Other states like Texas, Oklahoma and Utah have seen similar proposals seeking to require the display of the Ten Commandments in classrooms, but those floundered due to threats of legal battles of such measures' constitutionality.
Landry, on the other hand, made clear before signing the bill that he expected — and welcomed — pushback from HB-71 opponents, telling the audience at the Tennessee Republican Statesmen's Dinner over the weekend that he "can't wait to be sued."
The American Civil Liberties Union, in conjunction with Americans United for Separation Church and State, and the Freedom from Religion Foundation, declared their intention to file a lawsuit challenging the new law in a joint statement Wednesday.
“The law violates the separation of church and state and is blatantly unconstitutional,” the groups said in a joint statement Wednesday. “The First Amendment promises that we all get to decide for ourselves what religious beliefs, if any, to hold and practice, without pressure from the government.

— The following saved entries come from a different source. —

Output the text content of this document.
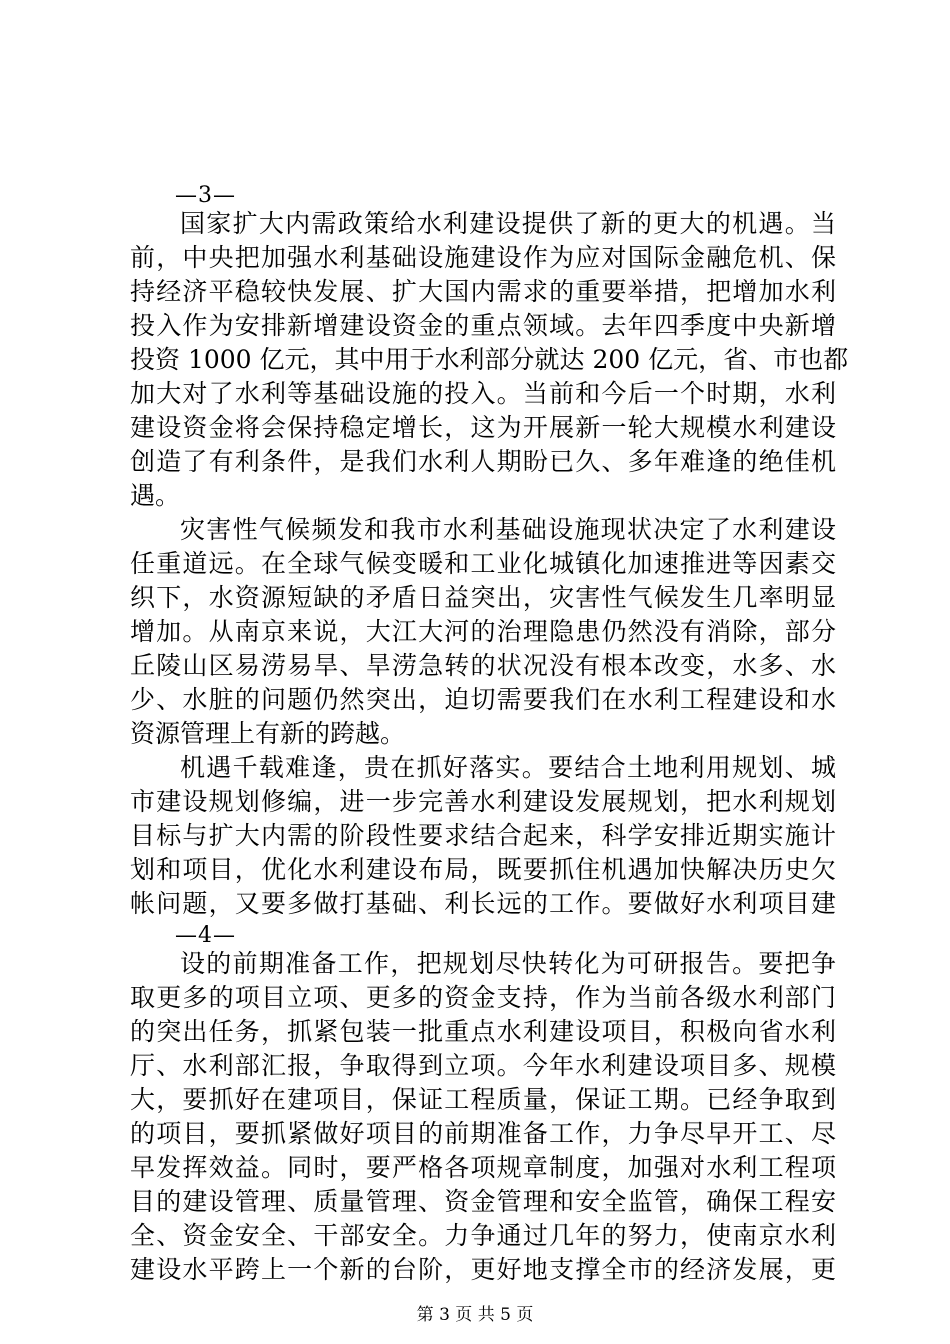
—3—
国家扩大内需政策给水利建设提供了新的更大的机遇。当
前，中央把加强水利基础设施建设作为应对国际金融危机、保
持经济平稳较快发展、扩大国内需求的重要举措，把增加水利
投入作为安排新增建设资金的重点领域。去年四季度中央新增
投资 1000 亿元，其中用于水利部分就达 200 亿元，省、市也都
加大对了水利等基础设施的投入。当前和今后一个时期，水利
建设资金将会保持稳定增长，这为开展新一轮大规模水利建设
创造了有利条件，是我们水利人期盼已久、多年难逢的绝佳机
遇。
灾害性气候频发和我市水利基础设施现状决定了水利建设
任重道远。在全球气候变暖和工业化城镇化加速推进等因素交
织下，水资源短缺的矛盾日益突出，灾害性气候发生几率明显
增加。从南京来说，大江大河的治理隐患仍然没有消除，部分
丘陵山区易涝易旱、旱涝急转的状况没有根本改变，水多、水
少、水脏的问题仍然突出，迫切需要我们在水利工程建设和水
资源管理上有新的跨越。
机遇千载难逢，贵在抓好落实。要结合土地利用规划、城
市建设规划修编，进一步完善水利建设发展规划，把水利规划
目标与扩大内需的阶段性要求结合起来，科学安排近期实施计
划和项目，优化水利建设布局，既要抓住机遇加快解决历史欠
帐问题，又要多做打基础、利长远的工作。要做好水利项目建
—4—
设的前期准备工作，把规划尽快转化为可研报告。要把争
取更多的项目立项、更多的资金支持，作为当前各级水利部门
的突出任务，抓紧包装一批重点水利建设项目，积极向省水利
厅、水利部汇报，争取得到立项。今年水利建设项目多、规模
大，要抓好在建项目，保证工程质量，保证工期。已经争取到
的项目，要抓紧做好项目的前期准备工作，力争尽早开工、尽
早发挥效益。同时，要严格各项规章制度，加强对水利工程项
目的建设管理、质量管理、资金管理和安全监管，确保工程安
全、资金安全、干部安全。力争通过几年的努力，使南京水利
建设水平跨上一个新的台阶，更好地支撑全市的经济发展，更
第 3 页 共 5 页
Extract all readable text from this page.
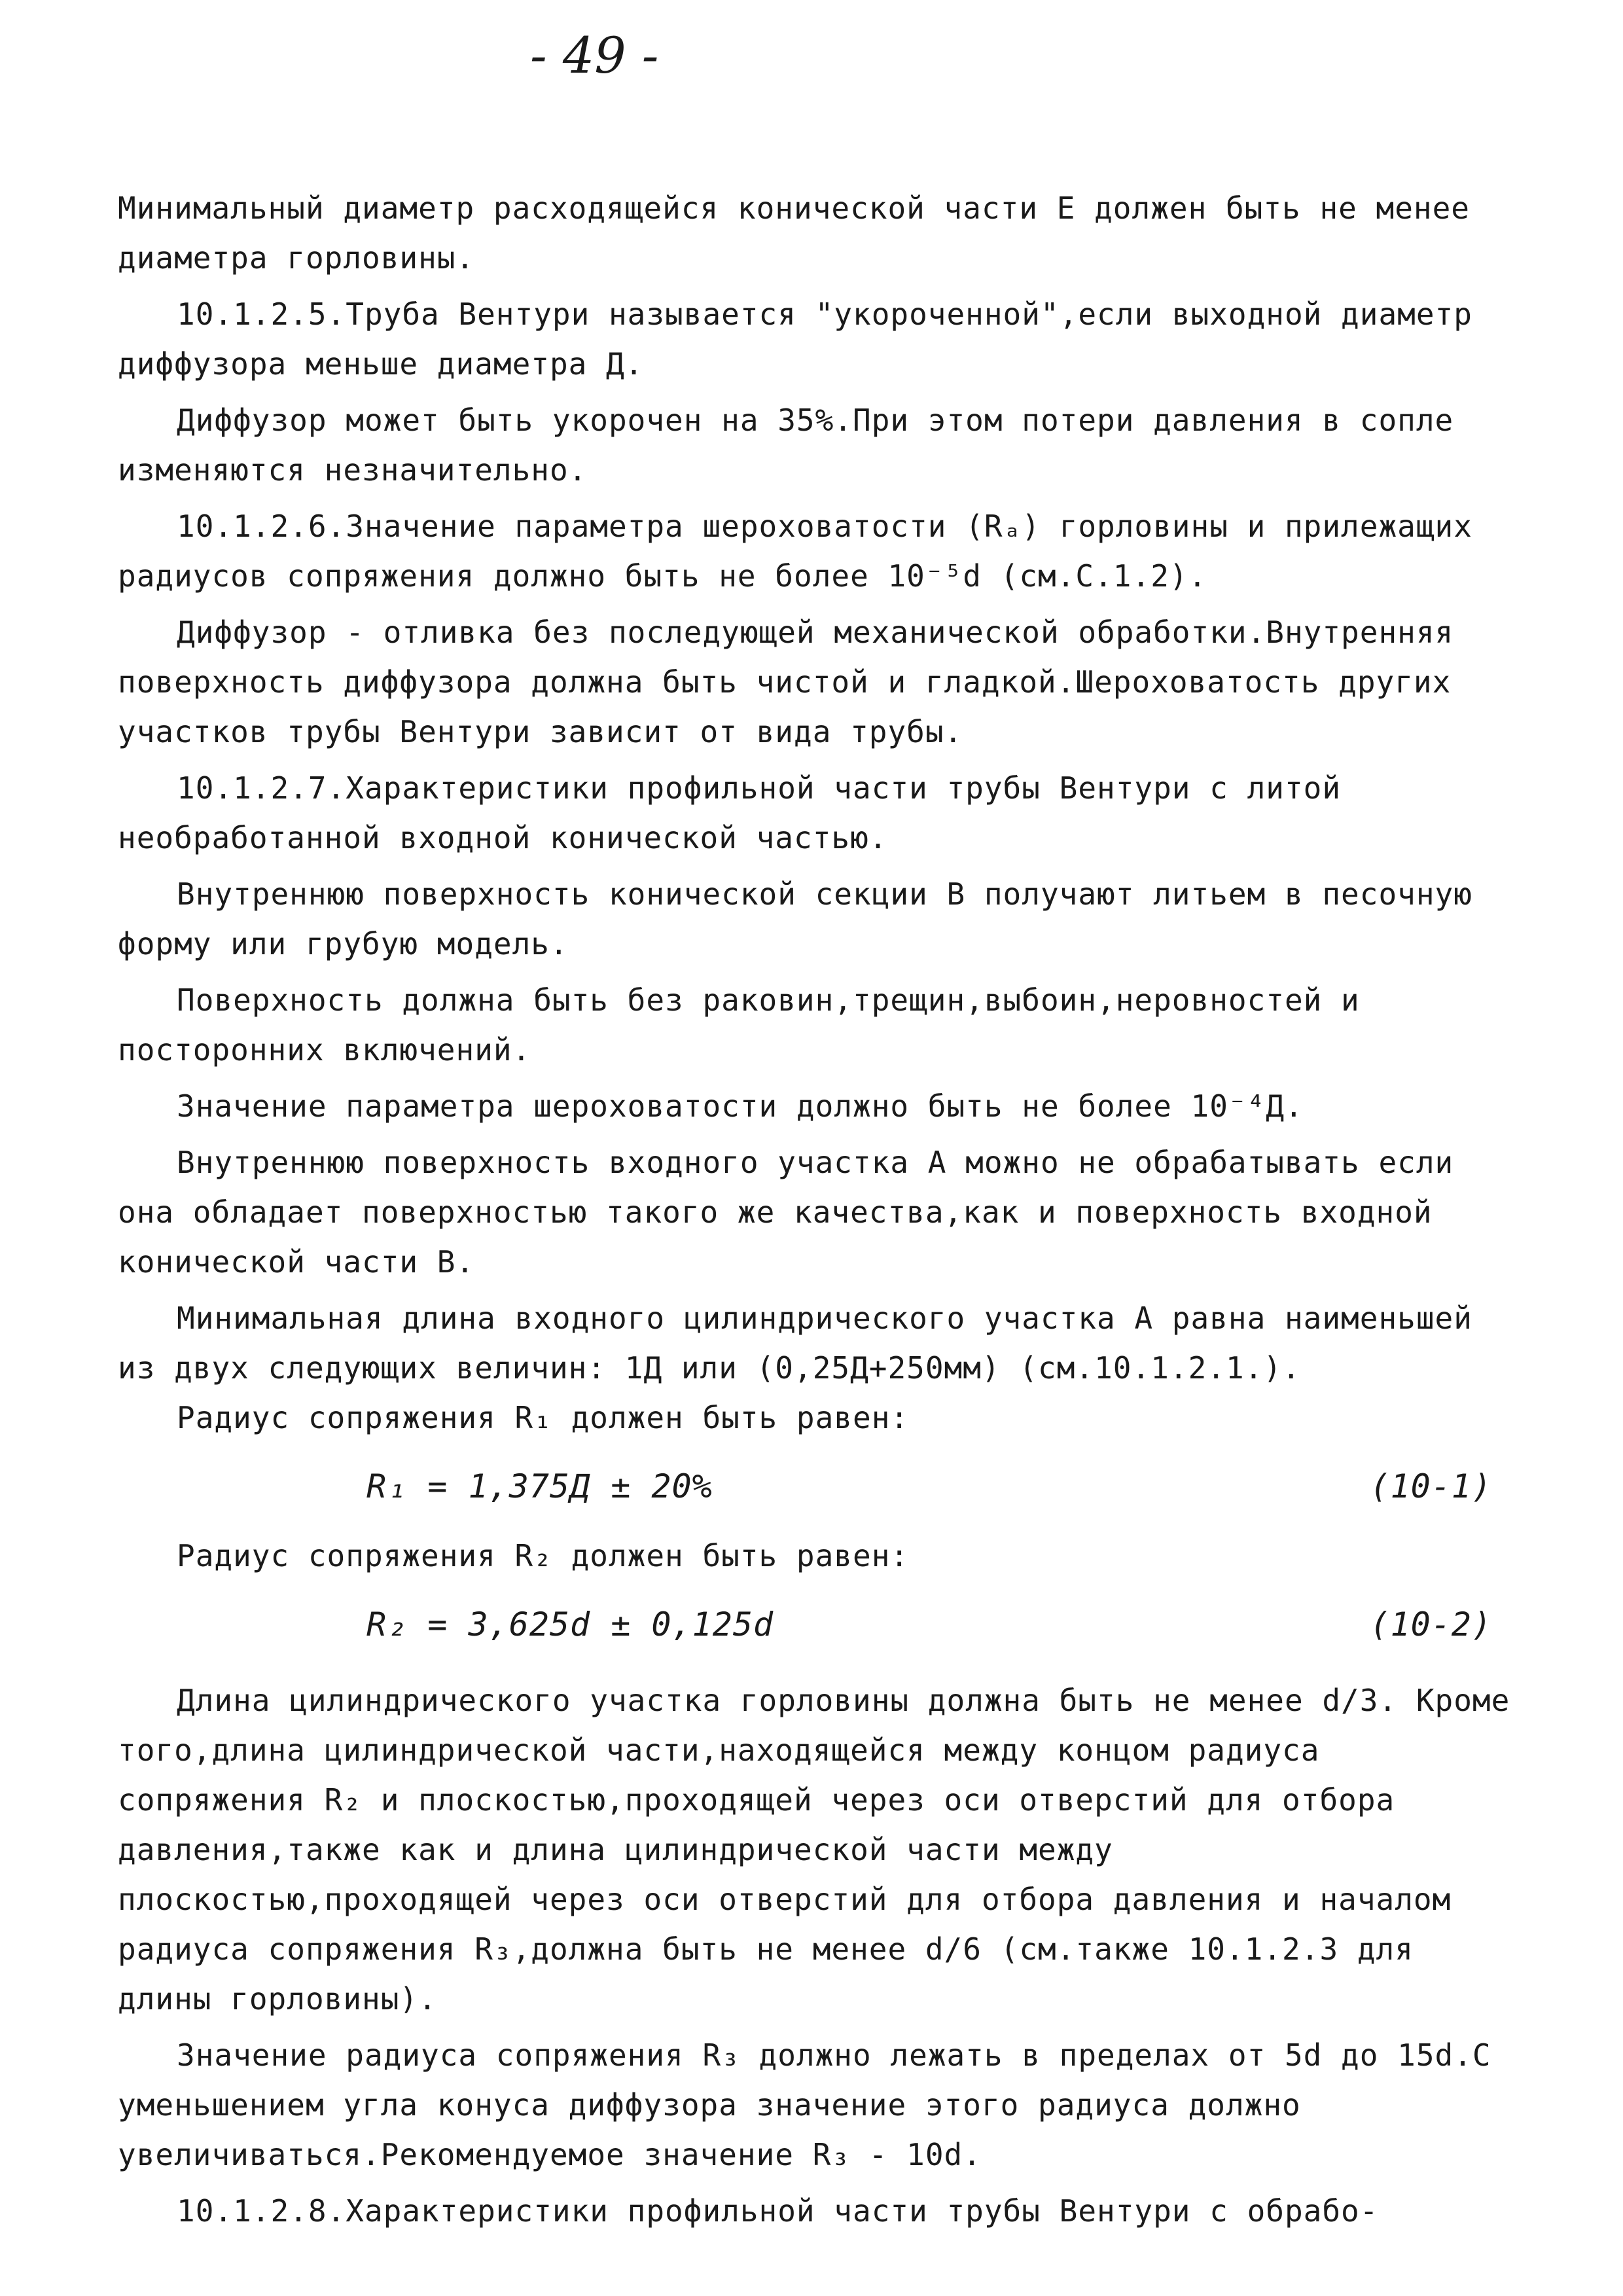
- 49 -

Минимальный диаметр расходящейся конической части Е должен быть не менее диаметра горловины.

10.1.2.5.Труба Вентури называется "укороченной",если выходной диаметр диффузора меньше диаметра Д.

Диффузор может быть укорочен на 35%.При этом потери давления в сопле изменяются незначительно.

10.1.2.6.Значение параметра шероховатости (Rₐ) горловины и прилежащих радиусов сопряжения должно быть не более 10⁻⁵d (см.С.1.2).

Диффузор - отливка без последующей механической обработки.Внутренняя поверхность диффузора должна быть чистой и гладкой.Шероховатость других участков трубы Вентури зависит от вида трубы.

10.1.2.7.Характеристики профильной части трубы Вентури с литой необработанной входной конической частью.

Внутреннюю поверхность конической секции В получают литьем в песочную форму или грубую модель.

Поверхность должна быть без раковин,трещин,выбоин,неровностей и посторонних включений.

Значение параметра шероховатости должно быть не более 10⁻⁴Д.

Внутреннюю поверхность входного участка А можно не обрабатывать если она обладает поверхностью такого же качества,как и поверхность входной конической части В.

Минимальная длина входного цилиндрического участка А равна наименьшей из двух следующих величин: 1Д или (0,25Д+250мм) (см.10.1.2.1.).

Радиус сопряжения R₁ должен быть равен:

R₁ = 1,375Д ± 20%	(10-1)

Радиус сопряжения R₂ должен быть равен:

R₂ = 3,625d ± 0,125d	(10-2)

Длина цилиндрического участка горловины должна быть не менее d/3. Кроме того,длина цилиндрической части,находящейся между концом радиуса сопряжения R₂ и плоскостью,проходящей через оси отверстий для отбора давления,также как и длина цилиндрической части между плоскостью,проходящей через оси отверстий для отбора давления и началом радиуса сопряжения R₃,должна быть не менее d/6 (см.также 10.1.2.3 для длины горловины).

Значение радиуса сопряжения R₃ должно лежать в пределах от 5d до 15d.С уменьшением угла конуса диффузора значение этого радиуса должно увеличиваться.Рекомендуемое значение R₃ - 10d.

10.1.2.8.Характеристики профильной части трубы Вентури с обрабо-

Politicians have no business imposing their preferred religious doctrine on students and families in public schools.”
Roberts said she expects to see the challengers request an injunction to block the law from going into affect immediately — a move Ross noted isn't always immediately effective such as in the history of school integration after Brown v. the Board of Education.
If a case against the Louisiana law, such as the anticipated complaint from the ACLU that is poised to eventually land before the justices, reaches the Supreme Court, the court is expected to defer to a history and tradition test to analyze whether HB-71 violates the establishment clause, Roberts said.
The justices may then find that the Ten Commandments were posted in public schools throughout the 19th century and well into the 20th, which was before contemporary establishment clause jurisprudence, Ross said.
Such an outcome, she added, offers another potential reason Louisiana Republicans pushed the legislation: "the hope that the current Supreme Court – which takes a very accommodating view of the intrusion of Christianity into public spaces – may take posting of the Ten Commandments as an opportunity to further undermine the separation of church and state."
But because the Supreme Court has previously decided in favor of related cases — like Bremerton and Masterpiece Cakeshop v. Colorado Civil RIghts Commission — with attention to the complaints of individuals and their individual rights to free expression, a suit challenging the new law coming from an individual within Louisiana's public school system using the same legal basis is also something to watch for, Roberts said.
"We really stand at a constitutional crossroads," she added. "One would hope that there will be protection and this fundamental right will remain, the separation of church and state and the establishment clause itself."